Are You Managing Your Clients? (Or Are They Managing You?)

A recent family vacation got me thinking about management. We took a trip to Florida and booked rooms at a Hilton resort, where I enjoy Diamond level status in their loyalty program. When I booked the rooms online last August, I requested adjoining rooms since we were traveling with three young children.  After booking online, I called the hotel to confirm that they’d received our request for adjoining rooms and the staff confirmed it was in their system. A week before our trip, I called again and the hotel staff assured me that everything was in order. On the first day of our vacation, we arrived too early to check in but again the front desk staff confirmed that we would have adjoining rooms.

You can imagine where this story is going. When we got to our rooms, they were indeed next to each other, but not adjoining. And the hotel was sold out for the weekend so we were limited in our options. Despite my best efforts at managing the hotel staff to ensure we got the rooms we requested, they still messed up in providing customer satisfaction. Let me say that a different way. I tried my very best to manage the company that was supposed to be providing me excellent service…and they still failed.

Do any of your clients feel the same way?

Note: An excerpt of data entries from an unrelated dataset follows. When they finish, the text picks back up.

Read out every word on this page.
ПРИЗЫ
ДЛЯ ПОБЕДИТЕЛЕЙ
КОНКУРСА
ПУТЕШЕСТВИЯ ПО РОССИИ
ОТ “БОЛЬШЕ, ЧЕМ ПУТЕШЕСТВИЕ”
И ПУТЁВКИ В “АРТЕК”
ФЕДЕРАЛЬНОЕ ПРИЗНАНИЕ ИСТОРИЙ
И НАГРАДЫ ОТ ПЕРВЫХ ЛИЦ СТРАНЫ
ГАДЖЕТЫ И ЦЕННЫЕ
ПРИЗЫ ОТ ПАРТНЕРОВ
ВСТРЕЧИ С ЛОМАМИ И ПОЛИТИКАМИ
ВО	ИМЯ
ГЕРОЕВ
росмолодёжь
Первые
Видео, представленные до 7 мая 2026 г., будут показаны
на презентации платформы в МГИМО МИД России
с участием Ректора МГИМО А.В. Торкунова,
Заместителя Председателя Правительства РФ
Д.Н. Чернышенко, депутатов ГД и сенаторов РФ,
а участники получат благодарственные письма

Too often, CPAs are not proactive about managing clients and/or expectations on the front end of engagements, then blame the clients when things get messed up later. Here are two common examples of management failures we have at CPA firms, and tips for turning those failures around before the client has to manage you.

Management failure: A firm sends a PBC list to a controller ahead of audit fieldwork, but nobody follows up to make sure she understands the list or verify that the information will be ready by the start of fieldwork. On Monday morning, the audit team shows up, and the client has very little prepared. The audit team spends the first day of fieldwork reviewing the PBC list with the controller and waiting on information. The controller is frustrated because she thought a trial balance was enough for the audit team to get started. Now her department has to put other pressing work on hold to work on the PBC list.

A better approach: When we work with clients who are experiencing failures like the one described above, we help them set up processes that include following up with the client two weeks before fieldwork begins to make sure they understand the PBC list and confirm the client will be ready by the start of fieldwork. Two weeks out, if a client is not responsive, sometimes suggesting rescheduling fieldwork is enough to compel a client to take the PBC list seriously. A simple phone call will ensure that your client knows what actions they need to take to keep the audit on schedule. And by utilizing a shared portal to request and receive the client’s files, you’ll always have real-time access to what the client has ready. The key to being proactive: make sure your team is ready to “hit the ground running” on Day 1 of fieldwork.

Management failure: The tax client drops off a package in early February containing nothing but a W-2 and a couple of receipts for charitable donations. The in-charge knows that the client should have rental income and expenses, home mortgage interest, 1099s from brokerage accounts and several K-1s. Rather than contact the client right away, the in-charge hands it off to a preparer with a note that the rest of the information will follow. Knowing she doesn’t have enough information to complete the return, the preparer pushes it aside to work on other returns. On the first week of April, the client calls the office wondering when his return will be done and is livid when he hears the list of missing items, wondering why nobody contacted him sooner.

A better approach: We recommend that an in-charge performs a “quick assessment” whenever a client turns in their tax package. This quick assessment will determine whether the preparer will have enough to get started on the return. If any information is missing, the client should receive a list of missing items as soon as possible.  Whether the list is prepared in February or April, it will take the same amount of time. Why not frontload this time and deliver better client service?

In short, make it easy for your client to work with you. Whether it’s a PBC list or a tax organizer, firms should use terminology that the client can understand and set expectations for deadlines. If you tell a tax client that you just need their rental income and expenses to complete the return, they may assume that they have until April 15th to provide that information and still file a return on time. If you need it by April 1st to have enough time to review and assemble the return, your client needs to know that. Manage your clients, manage expectations, and you’ll have better-managed outcomes. Don’t wait for the client to manage you – it’s a lose/lose situation – and may have your client looking for another provider.